Three main challenges exist for responding to climate
change:

  • stopping and reversing global warming

  • adjusting to impacts that cannot be stopped

  • designing development
    models that are ‘climate resilient’, ‘climate friendly’ and provide everyone
    with a fair share of natural resources.

The most urgent challenge for donors to Africa is to be
flexible and not apply one approach to all situations. They must assess their
policy advice and programme work to ensure that it does not inadvertently
increase vulnerability to climate change,

Development groups agree that the recent emphasis on new
technology, such as improved weather forecasting, distracts from more important
work. This includes strengthening communities locally and improving support to
small-scale local adaptations, as well as sharing knowledge among groups for
disaster-response planning.

The report calls for:

  • A global risk assessment of the costs of
    adapting to climate change in poor countries.

  • Industrialised countries making resources
    available to poor countries for adaptation; these should not be seen as aid but
    as the obligation of those who created the problem.

  • Policies to respond to the increasing burden of
    climate-related disaster relief.

  • Development models based on risk reduction that
    incorporate community-driven coping strategies into adaptation and preparation
    for natural disasters.

  • Disaster awareness campaigns, with materials
    produced by communities and available in local languages.

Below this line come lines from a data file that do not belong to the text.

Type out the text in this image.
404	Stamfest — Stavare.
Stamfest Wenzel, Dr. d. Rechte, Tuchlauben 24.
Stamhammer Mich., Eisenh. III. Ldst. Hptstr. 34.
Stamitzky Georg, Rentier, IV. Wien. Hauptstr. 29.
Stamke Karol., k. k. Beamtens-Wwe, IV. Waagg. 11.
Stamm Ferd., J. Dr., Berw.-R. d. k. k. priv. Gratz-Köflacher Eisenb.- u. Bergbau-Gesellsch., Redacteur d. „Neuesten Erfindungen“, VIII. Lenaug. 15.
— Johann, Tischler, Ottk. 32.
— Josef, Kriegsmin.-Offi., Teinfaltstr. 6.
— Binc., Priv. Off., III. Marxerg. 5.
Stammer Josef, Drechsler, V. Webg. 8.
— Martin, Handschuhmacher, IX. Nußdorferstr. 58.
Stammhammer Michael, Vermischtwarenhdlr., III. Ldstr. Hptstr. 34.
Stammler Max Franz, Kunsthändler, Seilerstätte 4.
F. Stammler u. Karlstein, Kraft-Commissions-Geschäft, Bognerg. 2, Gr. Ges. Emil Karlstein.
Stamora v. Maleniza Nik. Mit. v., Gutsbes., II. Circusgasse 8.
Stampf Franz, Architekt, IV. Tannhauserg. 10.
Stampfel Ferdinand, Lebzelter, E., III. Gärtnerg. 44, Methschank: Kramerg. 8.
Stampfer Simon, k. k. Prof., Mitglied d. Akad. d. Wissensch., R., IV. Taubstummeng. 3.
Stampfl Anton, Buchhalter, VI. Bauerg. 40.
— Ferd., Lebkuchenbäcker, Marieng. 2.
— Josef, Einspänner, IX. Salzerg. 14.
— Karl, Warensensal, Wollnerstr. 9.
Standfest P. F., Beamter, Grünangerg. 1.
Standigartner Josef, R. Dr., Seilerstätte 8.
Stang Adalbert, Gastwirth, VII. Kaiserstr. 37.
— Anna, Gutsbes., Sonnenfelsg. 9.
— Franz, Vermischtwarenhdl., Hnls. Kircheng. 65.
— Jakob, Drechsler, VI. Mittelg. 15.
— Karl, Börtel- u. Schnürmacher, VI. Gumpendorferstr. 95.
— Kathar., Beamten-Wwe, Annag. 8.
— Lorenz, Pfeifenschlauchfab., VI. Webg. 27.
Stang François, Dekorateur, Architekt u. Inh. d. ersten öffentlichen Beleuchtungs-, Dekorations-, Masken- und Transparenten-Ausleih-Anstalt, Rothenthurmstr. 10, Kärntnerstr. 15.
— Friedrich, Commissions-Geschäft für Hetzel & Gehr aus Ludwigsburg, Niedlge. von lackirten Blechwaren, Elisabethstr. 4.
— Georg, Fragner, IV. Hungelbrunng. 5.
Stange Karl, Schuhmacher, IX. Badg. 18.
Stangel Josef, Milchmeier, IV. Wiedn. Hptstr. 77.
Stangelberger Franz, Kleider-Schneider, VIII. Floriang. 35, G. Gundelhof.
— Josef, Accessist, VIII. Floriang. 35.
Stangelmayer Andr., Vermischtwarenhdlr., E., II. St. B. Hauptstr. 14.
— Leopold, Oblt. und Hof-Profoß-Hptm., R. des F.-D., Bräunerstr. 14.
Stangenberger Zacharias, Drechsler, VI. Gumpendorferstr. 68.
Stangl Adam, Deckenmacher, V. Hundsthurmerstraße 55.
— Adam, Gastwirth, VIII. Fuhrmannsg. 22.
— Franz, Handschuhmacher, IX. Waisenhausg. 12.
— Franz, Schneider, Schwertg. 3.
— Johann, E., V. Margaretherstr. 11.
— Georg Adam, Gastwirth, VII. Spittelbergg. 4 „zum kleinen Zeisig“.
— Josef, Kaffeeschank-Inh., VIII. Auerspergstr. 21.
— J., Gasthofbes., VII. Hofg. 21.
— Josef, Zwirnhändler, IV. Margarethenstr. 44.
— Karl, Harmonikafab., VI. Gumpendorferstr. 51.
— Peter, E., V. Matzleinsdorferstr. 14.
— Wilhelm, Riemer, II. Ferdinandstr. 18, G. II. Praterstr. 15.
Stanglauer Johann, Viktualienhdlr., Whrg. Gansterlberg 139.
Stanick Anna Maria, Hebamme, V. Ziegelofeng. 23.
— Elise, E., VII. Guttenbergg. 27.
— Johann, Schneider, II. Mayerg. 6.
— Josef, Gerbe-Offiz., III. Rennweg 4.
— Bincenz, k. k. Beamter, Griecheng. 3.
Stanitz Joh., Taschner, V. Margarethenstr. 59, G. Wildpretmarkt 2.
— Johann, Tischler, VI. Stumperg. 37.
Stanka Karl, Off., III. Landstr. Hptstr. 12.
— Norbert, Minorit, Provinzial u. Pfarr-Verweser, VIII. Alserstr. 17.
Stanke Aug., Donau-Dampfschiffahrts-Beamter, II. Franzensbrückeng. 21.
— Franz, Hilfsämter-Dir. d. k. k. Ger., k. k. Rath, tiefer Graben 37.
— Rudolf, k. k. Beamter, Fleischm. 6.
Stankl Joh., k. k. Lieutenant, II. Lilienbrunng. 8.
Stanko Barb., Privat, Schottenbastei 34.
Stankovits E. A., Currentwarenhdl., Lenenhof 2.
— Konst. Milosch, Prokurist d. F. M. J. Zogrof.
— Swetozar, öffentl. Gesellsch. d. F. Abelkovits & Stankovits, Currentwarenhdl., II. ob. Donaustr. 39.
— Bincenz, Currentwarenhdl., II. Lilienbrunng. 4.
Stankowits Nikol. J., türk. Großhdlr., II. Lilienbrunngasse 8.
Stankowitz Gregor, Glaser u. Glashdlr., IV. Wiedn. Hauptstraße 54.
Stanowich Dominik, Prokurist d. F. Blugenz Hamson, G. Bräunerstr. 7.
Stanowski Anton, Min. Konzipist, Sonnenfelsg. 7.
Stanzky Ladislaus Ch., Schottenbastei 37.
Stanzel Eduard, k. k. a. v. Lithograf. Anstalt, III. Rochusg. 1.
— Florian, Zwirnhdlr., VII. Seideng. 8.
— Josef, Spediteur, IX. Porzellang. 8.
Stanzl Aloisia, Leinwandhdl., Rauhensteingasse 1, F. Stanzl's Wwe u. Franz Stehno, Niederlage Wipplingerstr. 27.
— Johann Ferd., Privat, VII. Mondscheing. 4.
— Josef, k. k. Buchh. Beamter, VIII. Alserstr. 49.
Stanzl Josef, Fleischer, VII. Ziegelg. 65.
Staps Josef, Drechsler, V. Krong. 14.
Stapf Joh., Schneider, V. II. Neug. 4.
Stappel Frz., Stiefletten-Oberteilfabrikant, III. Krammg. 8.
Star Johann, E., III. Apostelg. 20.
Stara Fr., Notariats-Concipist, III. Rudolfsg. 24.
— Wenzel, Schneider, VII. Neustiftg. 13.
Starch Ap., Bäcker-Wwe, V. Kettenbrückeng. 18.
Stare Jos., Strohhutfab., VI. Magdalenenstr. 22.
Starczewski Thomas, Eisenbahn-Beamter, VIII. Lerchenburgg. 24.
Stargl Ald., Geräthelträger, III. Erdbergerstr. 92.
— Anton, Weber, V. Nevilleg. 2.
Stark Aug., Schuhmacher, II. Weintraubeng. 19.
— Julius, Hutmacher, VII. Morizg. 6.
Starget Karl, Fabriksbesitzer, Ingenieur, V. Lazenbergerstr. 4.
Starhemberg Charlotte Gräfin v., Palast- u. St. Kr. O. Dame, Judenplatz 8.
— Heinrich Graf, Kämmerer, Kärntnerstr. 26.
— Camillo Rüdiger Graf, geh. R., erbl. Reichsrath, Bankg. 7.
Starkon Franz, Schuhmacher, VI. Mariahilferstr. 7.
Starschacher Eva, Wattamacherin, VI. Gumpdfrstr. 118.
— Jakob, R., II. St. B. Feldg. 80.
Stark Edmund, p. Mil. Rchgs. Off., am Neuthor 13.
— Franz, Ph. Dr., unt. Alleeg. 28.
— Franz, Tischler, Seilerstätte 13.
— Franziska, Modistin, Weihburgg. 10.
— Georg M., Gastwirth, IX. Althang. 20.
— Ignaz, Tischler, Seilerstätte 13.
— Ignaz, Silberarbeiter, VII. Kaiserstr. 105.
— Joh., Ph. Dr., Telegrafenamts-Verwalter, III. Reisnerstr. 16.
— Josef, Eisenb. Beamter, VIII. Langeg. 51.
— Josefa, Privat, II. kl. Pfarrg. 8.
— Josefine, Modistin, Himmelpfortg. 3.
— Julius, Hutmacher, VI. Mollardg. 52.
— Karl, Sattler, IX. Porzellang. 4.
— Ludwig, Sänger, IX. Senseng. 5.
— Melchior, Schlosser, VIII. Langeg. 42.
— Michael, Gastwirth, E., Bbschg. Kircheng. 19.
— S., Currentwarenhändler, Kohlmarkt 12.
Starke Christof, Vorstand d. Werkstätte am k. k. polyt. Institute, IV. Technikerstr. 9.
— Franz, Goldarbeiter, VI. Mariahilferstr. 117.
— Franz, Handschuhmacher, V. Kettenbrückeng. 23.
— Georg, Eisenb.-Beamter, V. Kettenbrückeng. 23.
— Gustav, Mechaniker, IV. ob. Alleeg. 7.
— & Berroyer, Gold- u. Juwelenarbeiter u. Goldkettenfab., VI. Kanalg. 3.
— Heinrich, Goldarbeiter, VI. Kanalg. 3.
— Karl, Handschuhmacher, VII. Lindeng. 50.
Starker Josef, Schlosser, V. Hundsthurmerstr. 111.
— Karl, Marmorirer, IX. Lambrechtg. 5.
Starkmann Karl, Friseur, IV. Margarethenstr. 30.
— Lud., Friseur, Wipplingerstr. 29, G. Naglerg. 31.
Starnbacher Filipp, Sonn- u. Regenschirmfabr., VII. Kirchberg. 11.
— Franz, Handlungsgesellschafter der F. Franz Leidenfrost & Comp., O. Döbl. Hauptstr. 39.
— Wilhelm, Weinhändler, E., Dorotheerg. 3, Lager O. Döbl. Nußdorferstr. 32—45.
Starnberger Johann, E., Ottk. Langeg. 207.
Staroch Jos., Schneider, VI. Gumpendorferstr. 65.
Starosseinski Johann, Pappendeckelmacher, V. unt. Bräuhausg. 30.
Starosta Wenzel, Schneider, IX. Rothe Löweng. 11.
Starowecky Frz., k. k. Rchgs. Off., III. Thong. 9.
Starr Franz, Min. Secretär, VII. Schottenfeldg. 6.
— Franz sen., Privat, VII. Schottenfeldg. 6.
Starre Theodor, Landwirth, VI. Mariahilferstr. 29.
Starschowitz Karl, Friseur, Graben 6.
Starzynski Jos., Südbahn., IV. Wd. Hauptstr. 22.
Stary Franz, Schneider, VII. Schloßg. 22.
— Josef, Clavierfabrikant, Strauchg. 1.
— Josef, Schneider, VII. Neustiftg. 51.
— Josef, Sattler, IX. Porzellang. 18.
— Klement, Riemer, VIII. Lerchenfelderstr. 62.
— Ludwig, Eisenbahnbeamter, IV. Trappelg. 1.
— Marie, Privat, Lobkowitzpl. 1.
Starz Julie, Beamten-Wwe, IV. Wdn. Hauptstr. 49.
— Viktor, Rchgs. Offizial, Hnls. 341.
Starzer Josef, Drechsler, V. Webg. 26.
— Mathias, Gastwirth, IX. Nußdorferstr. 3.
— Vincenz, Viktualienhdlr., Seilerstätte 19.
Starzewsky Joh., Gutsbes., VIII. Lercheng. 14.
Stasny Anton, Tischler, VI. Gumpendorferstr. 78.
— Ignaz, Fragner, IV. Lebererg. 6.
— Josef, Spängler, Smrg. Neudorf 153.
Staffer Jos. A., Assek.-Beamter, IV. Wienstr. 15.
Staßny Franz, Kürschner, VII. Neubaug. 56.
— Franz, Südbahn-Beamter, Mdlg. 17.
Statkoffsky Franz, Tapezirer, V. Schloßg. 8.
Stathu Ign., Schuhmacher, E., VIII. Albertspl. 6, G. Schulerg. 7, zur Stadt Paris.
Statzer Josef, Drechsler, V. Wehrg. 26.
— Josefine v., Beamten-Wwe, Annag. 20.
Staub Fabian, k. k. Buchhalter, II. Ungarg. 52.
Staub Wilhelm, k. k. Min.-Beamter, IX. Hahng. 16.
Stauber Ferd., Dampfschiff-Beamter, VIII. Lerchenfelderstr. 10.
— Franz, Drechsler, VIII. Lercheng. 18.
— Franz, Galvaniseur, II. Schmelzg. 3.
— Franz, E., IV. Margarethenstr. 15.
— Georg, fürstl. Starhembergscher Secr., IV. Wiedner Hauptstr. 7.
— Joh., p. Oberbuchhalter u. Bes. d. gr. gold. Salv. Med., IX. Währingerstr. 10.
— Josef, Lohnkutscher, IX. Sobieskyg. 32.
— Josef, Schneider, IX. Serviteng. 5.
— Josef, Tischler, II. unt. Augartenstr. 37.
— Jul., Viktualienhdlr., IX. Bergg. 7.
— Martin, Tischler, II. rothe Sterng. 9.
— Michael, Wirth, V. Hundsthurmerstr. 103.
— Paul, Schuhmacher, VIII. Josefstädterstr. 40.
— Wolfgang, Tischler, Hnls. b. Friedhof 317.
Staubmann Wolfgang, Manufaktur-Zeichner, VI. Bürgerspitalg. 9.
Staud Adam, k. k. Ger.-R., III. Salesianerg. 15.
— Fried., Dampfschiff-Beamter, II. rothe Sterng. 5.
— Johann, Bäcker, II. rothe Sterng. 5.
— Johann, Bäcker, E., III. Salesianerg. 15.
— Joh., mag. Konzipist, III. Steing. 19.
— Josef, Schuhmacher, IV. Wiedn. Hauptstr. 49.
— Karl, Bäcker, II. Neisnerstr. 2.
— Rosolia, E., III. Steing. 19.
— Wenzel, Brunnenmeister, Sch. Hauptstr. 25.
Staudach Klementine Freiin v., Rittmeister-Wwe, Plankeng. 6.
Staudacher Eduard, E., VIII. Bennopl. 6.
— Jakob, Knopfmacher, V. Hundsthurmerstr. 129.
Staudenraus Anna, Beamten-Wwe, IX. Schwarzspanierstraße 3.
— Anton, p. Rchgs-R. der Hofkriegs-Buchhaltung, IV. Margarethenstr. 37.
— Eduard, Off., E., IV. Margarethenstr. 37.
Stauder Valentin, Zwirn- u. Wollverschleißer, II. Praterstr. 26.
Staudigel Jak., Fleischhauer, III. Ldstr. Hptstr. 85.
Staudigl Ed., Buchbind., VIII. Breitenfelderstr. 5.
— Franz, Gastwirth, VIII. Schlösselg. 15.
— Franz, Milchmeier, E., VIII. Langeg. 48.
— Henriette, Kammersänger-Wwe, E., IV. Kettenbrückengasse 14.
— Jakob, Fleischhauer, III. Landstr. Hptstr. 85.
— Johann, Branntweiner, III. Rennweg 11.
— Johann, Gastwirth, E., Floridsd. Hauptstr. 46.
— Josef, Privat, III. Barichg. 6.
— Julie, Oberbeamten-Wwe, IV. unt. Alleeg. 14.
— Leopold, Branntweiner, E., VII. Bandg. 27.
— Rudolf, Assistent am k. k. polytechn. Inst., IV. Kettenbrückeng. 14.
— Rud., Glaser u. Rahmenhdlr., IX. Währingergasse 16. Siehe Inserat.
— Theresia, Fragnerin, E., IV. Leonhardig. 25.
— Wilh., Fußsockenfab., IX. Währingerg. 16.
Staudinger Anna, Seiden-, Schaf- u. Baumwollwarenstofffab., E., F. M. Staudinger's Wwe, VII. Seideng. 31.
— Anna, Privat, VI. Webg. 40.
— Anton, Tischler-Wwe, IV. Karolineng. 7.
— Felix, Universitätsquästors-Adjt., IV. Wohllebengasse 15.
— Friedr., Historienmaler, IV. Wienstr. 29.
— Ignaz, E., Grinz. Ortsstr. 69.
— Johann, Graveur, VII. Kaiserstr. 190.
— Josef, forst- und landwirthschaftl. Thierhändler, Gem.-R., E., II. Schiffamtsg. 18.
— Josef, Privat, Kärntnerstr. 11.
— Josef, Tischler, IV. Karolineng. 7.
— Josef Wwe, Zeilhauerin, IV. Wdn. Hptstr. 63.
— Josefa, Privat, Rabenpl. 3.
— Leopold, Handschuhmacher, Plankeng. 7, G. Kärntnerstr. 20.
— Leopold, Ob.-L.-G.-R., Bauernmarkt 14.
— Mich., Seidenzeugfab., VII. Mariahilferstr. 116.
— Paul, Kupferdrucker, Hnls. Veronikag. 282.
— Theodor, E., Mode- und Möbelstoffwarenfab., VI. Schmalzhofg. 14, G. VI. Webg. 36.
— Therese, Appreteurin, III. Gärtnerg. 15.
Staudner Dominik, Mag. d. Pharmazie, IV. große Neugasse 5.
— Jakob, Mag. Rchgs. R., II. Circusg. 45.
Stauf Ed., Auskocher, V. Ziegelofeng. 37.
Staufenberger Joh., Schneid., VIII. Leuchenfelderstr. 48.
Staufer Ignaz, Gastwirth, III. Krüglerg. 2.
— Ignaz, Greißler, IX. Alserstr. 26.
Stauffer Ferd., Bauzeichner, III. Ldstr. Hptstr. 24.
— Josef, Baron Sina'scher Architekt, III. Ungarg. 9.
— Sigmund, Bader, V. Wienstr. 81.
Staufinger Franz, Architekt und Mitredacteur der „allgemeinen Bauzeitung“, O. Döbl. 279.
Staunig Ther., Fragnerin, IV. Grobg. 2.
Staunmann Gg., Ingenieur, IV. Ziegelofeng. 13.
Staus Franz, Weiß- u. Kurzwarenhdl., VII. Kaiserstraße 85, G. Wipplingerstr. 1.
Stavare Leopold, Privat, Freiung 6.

  • Coordinated plans, from local to international
    levels, for relocating threatened communities, with appropriate political,
    legal and financial resources.

  • Governments have already agreed to action
    focused on protecting communities in Africa from climate change, but this
    commitment must increase urgently. To make sure development in Africa is not
    reversed by climate change, the report suggests:

  • Donors must provide new and additional funding,
    in particular for supporting small-scale agriculture.

  • Rich countries must go far beyond their Kyoto
    targets for reducing greenhouse gas emissions and reduce emissions by up to 80
    percent.

  • They must also implement other existing
    agreements on environment and development.

  • Donors should focus on local needs and support
    community coping strategies that provide benefits beyond just responding to
    climate-driven disasters.

  • Changing investment into fossil fuels to
    renewable and sustainable energy and removing obstacles to technology transfer.

  • Donors and international institutions should
    release aid quickly and set targets for local and regional procurement.

  • Policies and programmes should be tested before
    implementation to see if they are climate proof and climate friendly.